Ce dimanche, ils étaient quelques centaines de catholiques, sans doute entre 1500 et 2000, à s’être donné rendez-vous devant l’église des Jésuites de Lucerne, avec un mot d’ordre: «Manifester plutôt que de se retirer.»
Pour les participants qui n’ont pas du tout apprécié la réconciliation entre Benoît XVI et la Fraternité Saint-Pie X, il s’agit de contester une Eglise catholique devenue autoritaire, étroite d’esprit. Mais si le ton est ferme, l’humour n’est pas absent. L’envoyé des évêques suisses, Martin Werlen, abbé du monastère d’Einsiedeln, recevra pour sa part un maillot avec ces quelques mots: «L’Eglise bouge». Il parlera même devant la foule qui l’applaudira. «Nous vivons une période très dure. Il reste beaucoup de choses à mettre en œuvre par rapport à Vatican II.»
«Benoît XVI a remis en cause les acquis de Vatican II», déplore le capucin Anton Rotzetter, figure de proue de la contestation. «Il y a pourtant eu 4500 votes lors du concile pour établir ces avancées de l’Eglise catholique. La levée de l’excommunication des évêques intégristes est un scandale.»
«Le concile Vatican II n’est pas négociable!»
Après un défilé au bord du lac, Anton Rotzetter déclenchera des tonnerres d’applaudissements avec des formules chocs. «Non, le Concile Vatican II n’est pas négociable, ni la tolérance, ni la nouvelle liturgie, ni l’œcuménisme, ni le dialogue avec les juifs, avec d’autres religions.»
Dans l’assistance, difficile de trouver des catholiques de Suisse romande. Dominique Voinçon, théologien et assistant pastoral de l’Eglise catholique, est venu de Payerne avec sa femme et sa fille Laeticia. «Benoît XVI prend ses décisions tout seul. Il met les évêques et les fidèles devant le fait accompli. Sur la liturgie, sur les levées des excommunications. Jean Paul II avait fait des ouvertures. Benoît XVI va dans le sens de la fermeture.»

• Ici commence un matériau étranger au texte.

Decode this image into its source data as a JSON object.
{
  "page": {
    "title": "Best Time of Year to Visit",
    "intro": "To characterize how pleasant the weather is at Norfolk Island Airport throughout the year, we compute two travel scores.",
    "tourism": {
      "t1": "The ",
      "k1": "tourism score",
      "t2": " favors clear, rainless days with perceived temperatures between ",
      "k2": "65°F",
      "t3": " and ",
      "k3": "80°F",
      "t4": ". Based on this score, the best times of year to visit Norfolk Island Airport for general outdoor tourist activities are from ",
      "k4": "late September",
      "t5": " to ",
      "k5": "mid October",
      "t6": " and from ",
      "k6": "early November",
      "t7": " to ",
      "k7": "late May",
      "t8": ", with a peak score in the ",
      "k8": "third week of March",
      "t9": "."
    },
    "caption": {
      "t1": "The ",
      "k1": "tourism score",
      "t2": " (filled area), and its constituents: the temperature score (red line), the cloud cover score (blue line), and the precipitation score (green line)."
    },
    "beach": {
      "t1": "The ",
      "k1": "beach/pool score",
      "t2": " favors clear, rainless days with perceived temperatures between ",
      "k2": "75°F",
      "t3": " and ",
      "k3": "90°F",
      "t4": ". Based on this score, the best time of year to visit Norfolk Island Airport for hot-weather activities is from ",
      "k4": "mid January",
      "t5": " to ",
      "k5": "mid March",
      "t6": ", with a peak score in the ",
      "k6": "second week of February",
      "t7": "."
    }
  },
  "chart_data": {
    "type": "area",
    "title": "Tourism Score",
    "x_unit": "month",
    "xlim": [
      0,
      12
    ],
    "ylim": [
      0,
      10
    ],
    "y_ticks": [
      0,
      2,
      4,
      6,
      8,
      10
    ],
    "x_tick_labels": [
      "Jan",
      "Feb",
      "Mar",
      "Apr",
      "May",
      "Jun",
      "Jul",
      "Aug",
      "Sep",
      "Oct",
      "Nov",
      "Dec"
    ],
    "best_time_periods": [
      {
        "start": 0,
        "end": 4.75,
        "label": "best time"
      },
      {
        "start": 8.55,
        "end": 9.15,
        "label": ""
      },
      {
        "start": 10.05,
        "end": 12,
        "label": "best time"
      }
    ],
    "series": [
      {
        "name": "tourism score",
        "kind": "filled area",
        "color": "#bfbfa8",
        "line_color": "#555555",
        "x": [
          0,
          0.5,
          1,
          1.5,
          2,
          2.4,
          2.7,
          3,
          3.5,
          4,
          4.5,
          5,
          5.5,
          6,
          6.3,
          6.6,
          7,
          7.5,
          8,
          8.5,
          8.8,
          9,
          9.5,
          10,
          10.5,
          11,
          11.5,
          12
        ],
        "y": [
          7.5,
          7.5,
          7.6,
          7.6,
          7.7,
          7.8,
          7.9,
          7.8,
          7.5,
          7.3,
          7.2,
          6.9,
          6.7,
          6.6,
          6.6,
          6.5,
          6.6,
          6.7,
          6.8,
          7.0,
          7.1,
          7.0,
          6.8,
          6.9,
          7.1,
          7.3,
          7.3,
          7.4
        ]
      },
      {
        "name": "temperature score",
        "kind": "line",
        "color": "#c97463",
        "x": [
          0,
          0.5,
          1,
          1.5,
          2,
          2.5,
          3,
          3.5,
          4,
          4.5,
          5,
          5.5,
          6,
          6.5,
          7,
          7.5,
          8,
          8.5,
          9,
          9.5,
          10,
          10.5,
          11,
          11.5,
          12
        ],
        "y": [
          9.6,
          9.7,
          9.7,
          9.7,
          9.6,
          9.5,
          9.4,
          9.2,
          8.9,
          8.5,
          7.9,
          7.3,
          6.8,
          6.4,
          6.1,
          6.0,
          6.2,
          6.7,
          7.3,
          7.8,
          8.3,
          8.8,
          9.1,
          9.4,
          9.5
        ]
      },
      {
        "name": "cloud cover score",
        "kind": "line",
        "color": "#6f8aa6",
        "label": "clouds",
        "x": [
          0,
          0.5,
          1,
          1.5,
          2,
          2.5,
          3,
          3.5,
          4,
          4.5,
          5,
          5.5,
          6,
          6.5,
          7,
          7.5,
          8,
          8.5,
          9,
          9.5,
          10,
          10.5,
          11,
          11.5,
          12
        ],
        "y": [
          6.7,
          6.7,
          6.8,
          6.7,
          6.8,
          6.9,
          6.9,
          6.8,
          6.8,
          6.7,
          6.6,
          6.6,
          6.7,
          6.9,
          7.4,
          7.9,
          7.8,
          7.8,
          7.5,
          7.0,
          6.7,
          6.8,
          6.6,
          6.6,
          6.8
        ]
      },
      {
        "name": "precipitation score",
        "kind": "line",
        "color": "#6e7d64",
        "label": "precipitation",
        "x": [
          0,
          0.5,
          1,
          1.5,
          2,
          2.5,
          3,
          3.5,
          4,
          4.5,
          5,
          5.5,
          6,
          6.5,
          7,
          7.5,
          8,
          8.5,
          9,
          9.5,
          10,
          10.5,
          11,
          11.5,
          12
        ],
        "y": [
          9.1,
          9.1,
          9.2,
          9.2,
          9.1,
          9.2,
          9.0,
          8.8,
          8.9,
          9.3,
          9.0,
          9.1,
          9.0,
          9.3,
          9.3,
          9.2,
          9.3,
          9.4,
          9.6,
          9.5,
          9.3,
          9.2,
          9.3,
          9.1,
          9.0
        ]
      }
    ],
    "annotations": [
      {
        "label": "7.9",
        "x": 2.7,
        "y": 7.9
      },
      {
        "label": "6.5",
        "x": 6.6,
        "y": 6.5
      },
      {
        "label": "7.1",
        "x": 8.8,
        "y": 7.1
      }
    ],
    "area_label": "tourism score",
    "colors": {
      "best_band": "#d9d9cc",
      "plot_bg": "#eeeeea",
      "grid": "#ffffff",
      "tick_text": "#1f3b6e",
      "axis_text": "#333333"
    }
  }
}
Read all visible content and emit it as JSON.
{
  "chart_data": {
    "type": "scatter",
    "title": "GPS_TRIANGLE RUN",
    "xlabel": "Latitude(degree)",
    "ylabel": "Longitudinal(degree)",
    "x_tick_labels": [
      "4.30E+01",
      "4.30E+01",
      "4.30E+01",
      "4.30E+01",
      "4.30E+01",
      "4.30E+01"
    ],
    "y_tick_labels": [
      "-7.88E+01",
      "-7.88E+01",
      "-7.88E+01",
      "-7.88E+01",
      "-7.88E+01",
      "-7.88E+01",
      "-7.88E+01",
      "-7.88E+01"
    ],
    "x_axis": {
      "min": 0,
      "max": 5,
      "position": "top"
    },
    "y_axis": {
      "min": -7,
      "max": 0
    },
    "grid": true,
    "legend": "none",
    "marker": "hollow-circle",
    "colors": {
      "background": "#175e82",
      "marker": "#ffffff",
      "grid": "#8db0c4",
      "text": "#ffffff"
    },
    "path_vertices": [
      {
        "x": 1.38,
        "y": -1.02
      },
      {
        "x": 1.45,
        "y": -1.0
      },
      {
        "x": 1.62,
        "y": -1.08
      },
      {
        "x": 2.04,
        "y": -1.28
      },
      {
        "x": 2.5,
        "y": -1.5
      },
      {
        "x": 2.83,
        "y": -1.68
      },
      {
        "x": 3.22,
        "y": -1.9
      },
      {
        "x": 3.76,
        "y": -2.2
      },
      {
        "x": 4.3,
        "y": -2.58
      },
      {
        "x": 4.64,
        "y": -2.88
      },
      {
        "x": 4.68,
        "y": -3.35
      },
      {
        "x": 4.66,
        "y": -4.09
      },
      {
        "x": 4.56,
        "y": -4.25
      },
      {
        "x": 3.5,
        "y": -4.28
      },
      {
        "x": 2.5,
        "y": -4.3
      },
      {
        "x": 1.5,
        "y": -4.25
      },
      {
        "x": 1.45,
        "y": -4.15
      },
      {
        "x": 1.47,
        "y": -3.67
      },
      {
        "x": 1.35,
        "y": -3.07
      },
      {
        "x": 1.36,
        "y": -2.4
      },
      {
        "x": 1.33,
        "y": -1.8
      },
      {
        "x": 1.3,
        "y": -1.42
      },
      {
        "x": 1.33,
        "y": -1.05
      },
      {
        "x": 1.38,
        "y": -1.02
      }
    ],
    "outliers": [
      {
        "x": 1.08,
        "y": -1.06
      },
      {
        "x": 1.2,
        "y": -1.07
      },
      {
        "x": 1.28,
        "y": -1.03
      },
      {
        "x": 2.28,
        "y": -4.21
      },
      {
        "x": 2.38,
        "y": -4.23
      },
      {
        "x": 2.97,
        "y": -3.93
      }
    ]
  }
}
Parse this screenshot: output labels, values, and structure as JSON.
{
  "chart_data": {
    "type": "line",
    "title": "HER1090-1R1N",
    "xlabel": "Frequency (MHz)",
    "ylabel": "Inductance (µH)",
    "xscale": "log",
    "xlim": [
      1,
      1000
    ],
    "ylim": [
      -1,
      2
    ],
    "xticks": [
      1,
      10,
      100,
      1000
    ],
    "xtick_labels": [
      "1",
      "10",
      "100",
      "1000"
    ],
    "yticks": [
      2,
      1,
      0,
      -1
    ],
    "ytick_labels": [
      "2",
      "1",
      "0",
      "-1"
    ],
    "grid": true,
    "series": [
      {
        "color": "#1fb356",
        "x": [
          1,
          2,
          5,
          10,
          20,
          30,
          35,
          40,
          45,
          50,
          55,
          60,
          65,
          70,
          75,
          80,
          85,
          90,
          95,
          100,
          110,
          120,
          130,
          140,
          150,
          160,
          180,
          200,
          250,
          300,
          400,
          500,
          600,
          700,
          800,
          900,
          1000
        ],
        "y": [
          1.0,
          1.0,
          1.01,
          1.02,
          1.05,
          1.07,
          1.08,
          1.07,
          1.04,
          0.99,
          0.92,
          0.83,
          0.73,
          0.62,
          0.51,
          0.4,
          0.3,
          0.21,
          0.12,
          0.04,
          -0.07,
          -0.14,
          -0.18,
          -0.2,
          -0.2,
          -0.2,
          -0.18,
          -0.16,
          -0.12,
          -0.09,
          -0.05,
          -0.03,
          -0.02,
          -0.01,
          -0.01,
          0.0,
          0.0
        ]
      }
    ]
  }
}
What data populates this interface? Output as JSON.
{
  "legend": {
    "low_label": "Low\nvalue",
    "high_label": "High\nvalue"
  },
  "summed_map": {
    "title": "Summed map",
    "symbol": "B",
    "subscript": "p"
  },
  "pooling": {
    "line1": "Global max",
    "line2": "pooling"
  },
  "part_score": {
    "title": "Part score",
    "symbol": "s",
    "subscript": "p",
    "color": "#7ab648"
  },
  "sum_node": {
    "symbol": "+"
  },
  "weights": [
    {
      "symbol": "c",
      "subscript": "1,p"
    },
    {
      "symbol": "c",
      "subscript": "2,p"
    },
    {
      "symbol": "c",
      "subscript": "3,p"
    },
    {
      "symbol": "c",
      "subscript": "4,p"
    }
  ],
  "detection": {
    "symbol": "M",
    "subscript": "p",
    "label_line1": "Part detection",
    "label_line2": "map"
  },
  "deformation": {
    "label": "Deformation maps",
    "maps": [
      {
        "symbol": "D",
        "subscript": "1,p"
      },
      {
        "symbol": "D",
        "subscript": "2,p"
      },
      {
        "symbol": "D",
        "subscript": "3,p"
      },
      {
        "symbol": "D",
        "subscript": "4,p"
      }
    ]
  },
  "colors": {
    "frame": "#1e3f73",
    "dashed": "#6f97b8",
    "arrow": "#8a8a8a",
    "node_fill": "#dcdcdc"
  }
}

Un peu à part, alors que le cortège s’ébranle, un des organisateurs, le théologien Florian Flohr, a le sourire aux lèvres. «Nous attendions 500?personnes. Nous sommes contents que les gens réagissent au lieu de quitter l’Eglise. Partir n’est pas la solution. Les impôts ecclésiastiques ne vont pas à Rome. Mieux vaut financer une Eglise ouverte.»
Le pape en mai en Israël
Le pape Benoît XVI a annoncé hier qu’il se rendrait pour la première fois en Terre-Sainte, du 8 au 15 mai. Il fera étape à Jérusalem, Bethléem, Nazareth et Amman. Si le programme détaillé du voyage n’a pas encore été dévoilé, l’agence d’informations religieuses I.Media indique que Benoît XVI devrait d’abord se rendre en Jordanie, du 8 au 11 mai. Il devrait y entrer une nouvelle fois dans une mosquée, après la mosquée Bleue d’Istanbul en décembre 2006. Le séjour en Jordanie pourrait aussi être l’occasion pour Benoît XVI de rencontrer
des évêques irakiens.
Du 11 au 15 mai, le pape séjournera en Israël. Il se rendra à Yad Vashem, le mémorial de la Shoah à Jérusalem, ainsi que sur
l’esplanade des mosquées et au mur des Lamentations, comme le fit son prédécesseur, Jean Paul II, en mars 2000. Benoît XVI devrait aussi passer une journée dans les territoires palestiniens, le 13 mai selon I.Media.